Carême, au désert avec Charles de Foucauld

 

 

Temps du Carême : avec frère Charles, invitation à vivre le désert dans la vie ordinaire

"Il faut passer par le désert et y séjourner pour recevoir la grâce de Dieu. C'est une période par laquelle toute âme qui veut porter des fruits doit nécessairement passer. Il lui faut ce silence, ce recueillement... la vie intime avec Dieu. C'est là qu'on se vide, qu'on chasse de soi tout ce qui n'est pas Dieu et qu'on vide complètement cette petite maison de notre âme pour laisser toute la place à Dieu seul." (Lettre au P. Jérôme)

Cette vie cachée que Charles de Foucauld se sent appelé à imiter ne lui apparaît pas tant comme une vie retirée du monde, que comme une vie cachée dans la banalité de la condition commune des pauvres, travaillant de leurs mains. Cela est décisif et marquera, en quelque sorte, l'originalité de sa façon d'aller au désert, de le comprendre et de s'y situer.

Vie cachée qui recouvre toute l'oeuvre rédemptrice vécue en silence, et allant jusqu'aux extrémités du sacrifice.
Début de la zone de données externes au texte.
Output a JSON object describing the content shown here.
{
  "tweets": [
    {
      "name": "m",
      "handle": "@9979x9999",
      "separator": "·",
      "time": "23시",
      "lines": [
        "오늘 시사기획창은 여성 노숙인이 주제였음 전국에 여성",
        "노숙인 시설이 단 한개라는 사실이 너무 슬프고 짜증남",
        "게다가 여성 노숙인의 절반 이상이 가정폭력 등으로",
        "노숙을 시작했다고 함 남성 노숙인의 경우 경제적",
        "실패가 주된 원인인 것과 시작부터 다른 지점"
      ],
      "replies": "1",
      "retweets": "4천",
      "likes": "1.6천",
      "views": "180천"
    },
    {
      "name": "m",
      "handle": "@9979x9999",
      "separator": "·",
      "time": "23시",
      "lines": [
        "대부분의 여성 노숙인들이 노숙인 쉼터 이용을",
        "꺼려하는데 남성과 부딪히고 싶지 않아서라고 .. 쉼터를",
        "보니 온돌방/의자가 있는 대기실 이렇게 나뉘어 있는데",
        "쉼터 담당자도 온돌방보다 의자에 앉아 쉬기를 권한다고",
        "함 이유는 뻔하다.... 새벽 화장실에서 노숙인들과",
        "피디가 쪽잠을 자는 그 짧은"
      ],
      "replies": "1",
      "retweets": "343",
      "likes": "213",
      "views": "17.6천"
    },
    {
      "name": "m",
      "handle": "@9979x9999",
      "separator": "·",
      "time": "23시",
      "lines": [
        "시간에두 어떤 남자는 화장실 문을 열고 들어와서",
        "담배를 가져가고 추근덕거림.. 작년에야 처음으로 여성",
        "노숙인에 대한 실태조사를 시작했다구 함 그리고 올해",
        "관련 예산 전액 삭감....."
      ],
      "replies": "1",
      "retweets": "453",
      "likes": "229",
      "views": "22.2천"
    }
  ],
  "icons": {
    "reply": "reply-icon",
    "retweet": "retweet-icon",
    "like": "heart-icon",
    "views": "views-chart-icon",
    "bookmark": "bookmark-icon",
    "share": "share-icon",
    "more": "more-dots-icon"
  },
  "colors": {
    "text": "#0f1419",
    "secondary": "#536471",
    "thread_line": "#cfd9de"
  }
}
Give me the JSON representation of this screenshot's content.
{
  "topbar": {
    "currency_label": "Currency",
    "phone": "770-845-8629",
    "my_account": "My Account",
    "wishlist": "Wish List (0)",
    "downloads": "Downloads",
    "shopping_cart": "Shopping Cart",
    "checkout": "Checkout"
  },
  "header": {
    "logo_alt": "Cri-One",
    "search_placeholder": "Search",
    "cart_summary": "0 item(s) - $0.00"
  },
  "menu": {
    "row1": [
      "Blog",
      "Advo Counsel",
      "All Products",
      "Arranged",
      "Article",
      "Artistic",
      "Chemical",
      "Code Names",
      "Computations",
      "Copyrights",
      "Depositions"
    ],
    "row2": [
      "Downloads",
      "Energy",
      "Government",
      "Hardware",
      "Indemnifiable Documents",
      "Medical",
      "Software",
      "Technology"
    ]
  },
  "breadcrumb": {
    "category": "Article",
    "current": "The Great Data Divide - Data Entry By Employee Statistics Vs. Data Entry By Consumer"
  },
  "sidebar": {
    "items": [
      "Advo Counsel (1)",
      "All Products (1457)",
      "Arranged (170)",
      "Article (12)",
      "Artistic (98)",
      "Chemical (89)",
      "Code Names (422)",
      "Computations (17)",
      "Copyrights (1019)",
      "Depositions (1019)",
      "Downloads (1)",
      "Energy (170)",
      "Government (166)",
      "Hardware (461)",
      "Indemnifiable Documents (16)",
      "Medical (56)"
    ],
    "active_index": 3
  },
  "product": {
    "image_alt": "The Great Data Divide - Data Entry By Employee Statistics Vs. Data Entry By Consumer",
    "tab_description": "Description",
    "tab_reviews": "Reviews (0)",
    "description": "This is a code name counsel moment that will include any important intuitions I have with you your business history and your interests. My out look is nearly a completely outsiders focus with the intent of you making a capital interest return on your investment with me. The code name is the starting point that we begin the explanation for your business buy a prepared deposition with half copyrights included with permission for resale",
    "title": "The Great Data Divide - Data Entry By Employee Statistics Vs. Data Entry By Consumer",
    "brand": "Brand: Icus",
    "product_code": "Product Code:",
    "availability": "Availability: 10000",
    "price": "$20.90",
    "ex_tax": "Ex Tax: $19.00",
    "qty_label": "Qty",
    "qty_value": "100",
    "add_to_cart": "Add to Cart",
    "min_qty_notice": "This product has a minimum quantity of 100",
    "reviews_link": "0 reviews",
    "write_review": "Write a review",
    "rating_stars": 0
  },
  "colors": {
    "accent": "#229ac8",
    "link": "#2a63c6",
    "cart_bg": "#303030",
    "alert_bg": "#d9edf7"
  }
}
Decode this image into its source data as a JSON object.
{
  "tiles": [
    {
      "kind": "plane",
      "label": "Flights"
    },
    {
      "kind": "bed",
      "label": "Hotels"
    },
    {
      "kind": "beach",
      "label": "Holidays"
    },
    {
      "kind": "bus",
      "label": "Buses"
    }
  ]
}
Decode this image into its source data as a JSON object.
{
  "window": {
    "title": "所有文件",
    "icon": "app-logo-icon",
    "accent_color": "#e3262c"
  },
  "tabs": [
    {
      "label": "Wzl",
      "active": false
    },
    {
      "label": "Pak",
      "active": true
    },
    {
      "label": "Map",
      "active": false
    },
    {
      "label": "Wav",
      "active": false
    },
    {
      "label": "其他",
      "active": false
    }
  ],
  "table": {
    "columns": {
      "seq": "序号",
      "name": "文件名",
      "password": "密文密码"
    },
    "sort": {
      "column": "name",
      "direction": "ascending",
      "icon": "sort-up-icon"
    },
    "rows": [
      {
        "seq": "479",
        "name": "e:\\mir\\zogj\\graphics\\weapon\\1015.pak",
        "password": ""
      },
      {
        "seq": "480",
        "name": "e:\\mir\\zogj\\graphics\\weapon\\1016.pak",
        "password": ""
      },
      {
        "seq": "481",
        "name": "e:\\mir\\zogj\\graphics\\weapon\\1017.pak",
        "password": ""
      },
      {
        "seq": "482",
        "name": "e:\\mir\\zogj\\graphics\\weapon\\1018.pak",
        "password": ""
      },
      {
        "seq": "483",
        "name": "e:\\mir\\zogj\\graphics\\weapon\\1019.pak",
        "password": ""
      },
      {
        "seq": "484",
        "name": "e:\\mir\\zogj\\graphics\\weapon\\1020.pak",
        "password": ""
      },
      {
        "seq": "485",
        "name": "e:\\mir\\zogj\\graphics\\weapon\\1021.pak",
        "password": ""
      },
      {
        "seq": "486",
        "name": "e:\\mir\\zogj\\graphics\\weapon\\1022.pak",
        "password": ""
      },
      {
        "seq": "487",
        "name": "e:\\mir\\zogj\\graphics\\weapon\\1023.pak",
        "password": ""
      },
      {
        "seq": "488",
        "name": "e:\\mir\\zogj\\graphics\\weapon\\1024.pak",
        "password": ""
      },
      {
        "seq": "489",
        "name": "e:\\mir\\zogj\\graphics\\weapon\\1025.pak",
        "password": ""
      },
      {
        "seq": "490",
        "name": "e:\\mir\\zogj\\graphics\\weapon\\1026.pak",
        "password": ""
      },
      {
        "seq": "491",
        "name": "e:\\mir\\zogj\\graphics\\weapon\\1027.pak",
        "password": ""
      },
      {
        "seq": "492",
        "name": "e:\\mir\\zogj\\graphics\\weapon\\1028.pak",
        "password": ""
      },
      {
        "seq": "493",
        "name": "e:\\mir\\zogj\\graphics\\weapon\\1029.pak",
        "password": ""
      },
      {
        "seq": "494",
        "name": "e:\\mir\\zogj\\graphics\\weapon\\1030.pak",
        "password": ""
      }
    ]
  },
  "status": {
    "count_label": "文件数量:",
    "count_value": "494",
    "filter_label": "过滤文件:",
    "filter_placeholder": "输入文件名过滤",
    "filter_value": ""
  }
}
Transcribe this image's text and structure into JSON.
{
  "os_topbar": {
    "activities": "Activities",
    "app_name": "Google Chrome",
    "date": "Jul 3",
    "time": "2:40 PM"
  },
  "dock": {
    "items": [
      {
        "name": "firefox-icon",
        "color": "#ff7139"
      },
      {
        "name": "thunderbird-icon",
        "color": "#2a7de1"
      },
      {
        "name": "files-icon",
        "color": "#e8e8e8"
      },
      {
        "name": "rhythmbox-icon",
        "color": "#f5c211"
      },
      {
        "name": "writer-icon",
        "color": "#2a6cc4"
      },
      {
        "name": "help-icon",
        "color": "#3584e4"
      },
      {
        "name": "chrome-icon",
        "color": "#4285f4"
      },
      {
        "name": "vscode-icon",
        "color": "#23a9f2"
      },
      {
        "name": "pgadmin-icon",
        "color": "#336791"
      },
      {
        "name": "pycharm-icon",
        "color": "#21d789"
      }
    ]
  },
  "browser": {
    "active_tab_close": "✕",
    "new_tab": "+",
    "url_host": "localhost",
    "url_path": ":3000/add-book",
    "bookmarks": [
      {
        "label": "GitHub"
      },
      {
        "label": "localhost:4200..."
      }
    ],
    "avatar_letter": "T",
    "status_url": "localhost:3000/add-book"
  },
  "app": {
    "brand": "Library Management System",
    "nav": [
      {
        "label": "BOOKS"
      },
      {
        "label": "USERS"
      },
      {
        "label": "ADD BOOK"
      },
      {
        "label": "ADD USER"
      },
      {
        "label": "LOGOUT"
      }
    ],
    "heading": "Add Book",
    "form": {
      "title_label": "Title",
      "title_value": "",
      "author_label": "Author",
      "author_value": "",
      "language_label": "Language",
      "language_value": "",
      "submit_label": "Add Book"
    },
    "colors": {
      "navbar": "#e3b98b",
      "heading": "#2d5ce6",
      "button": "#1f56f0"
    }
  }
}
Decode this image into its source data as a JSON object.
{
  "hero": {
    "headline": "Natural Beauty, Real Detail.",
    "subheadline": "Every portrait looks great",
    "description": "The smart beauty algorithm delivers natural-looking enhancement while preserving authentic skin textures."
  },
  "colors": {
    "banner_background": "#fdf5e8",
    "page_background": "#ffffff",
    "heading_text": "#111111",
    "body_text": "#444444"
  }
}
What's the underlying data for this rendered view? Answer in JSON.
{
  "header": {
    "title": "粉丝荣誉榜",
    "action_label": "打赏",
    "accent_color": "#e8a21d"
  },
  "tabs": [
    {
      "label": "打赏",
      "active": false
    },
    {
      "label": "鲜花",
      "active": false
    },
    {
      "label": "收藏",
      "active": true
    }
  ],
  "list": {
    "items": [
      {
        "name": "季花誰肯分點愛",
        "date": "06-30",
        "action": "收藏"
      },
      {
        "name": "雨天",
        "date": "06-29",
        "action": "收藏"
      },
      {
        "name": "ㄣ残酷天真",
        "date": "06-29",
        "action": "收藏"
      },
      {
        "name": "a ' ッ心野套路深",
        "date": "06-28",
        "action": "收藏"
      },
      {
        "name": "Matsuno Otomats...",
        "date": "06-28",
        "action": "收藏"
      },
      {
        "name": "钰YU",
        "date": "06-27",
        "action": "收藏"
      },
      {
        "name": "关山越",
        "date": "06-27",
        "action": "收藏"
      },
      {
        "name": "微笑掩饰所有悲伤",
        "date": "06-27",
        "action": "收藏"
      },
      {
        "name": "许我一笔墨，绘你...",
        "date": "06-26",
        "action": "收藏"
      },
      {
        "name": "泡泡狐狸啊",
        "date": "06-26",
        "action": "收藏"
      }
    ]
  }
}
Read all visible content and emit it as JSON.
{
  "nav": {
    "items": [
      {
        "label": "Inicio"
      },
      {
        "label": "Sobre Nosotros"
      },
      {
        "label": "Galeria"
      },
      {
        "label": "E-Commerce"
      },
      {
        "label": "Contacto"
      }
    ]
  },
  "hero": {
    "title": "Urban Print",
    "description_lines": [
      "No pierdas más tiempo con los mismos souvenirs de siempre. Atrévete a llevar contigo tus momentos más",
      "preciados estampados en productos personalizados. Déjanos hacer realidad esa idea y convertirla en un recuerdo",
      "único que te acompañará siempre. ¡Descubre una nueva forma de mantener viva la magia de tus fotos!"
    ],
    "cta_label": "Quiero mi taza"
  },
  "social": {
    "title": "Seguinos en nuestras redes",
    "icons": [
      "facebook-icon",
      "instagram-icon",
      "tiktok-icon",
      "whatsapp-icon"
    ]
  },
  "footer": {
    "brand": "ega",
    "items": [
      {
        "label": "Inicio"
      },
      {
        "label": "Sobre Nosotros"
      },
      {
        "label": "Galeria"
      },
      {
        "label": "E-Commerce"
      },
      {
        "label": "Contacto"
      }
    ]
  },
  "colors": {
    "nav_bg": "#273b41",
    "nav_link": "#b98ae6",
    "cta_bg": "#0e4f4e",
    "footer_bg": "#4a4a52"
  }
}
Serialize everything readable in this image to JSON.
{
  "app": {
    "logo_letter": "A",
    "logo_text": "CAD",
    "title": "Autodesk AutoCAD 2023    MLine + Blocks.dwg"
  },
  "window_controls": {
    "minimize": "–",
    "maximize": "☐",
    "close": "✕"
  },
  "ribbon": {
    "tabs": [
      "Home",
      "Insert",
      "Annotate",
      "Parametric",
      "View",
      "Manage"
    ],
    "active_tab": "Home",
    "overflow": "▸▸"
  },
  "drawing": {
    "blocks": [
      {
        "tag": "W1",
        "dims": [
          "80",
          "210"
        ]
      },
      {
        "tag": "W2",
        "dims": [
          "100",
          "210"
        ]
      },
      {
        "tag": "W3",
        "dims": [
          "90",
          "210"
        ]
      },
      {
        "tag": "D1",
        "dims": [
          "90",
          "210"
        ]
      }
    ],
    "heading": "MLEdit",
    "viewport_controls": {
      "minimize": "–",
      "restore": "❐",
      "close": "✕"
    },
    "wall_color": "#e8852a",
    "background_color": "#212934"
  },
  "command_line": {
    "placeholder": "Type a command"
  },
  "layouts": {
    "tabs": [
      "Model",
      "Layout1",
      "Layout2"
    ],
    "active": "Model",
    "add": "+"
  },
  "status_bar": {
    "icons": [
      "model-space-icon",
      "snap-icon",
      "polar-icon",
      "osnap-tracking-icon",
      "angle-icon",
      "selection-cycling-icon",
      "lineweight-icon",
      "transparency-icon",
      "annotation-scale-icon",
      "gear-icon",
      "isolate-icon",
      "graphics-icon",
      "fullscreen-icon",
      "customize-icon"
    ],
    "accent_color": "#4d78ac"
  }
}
Le terme qu'il affectionne et qui, peut-être, nous rebute, "abjection", n'est pourtant pas trop fort pour dire cette réalité et cette autre version du désert qu'il a perçue, cf. le passage d'Isaïe (53, 2-3) sur le "serviteur souffrant" où, dès le premier verset, se trouve mentionnée la "terre aride".

Si le désir d'imitation de Jésus pousse frère Charles vers la pauvreté, il recherche l'endroit où ces conditions de vie, non choisies, constituent le lot commun, en prenant à la lettre le devoir d'imprévoyance, leçon centrale du désert. C'est là que Dieu nourrit ses enfants (cf. la manne donnée aux Hébreux). Si le nomade apprend à se suffire du don, il apprend aussi à patienter lorsque celui-ci tarde à venir. Abandon actif, domination de ses besoins et patience constituent les vertus cardinales de la nomadité... (Extraits d'une conférence de Michel Dousse)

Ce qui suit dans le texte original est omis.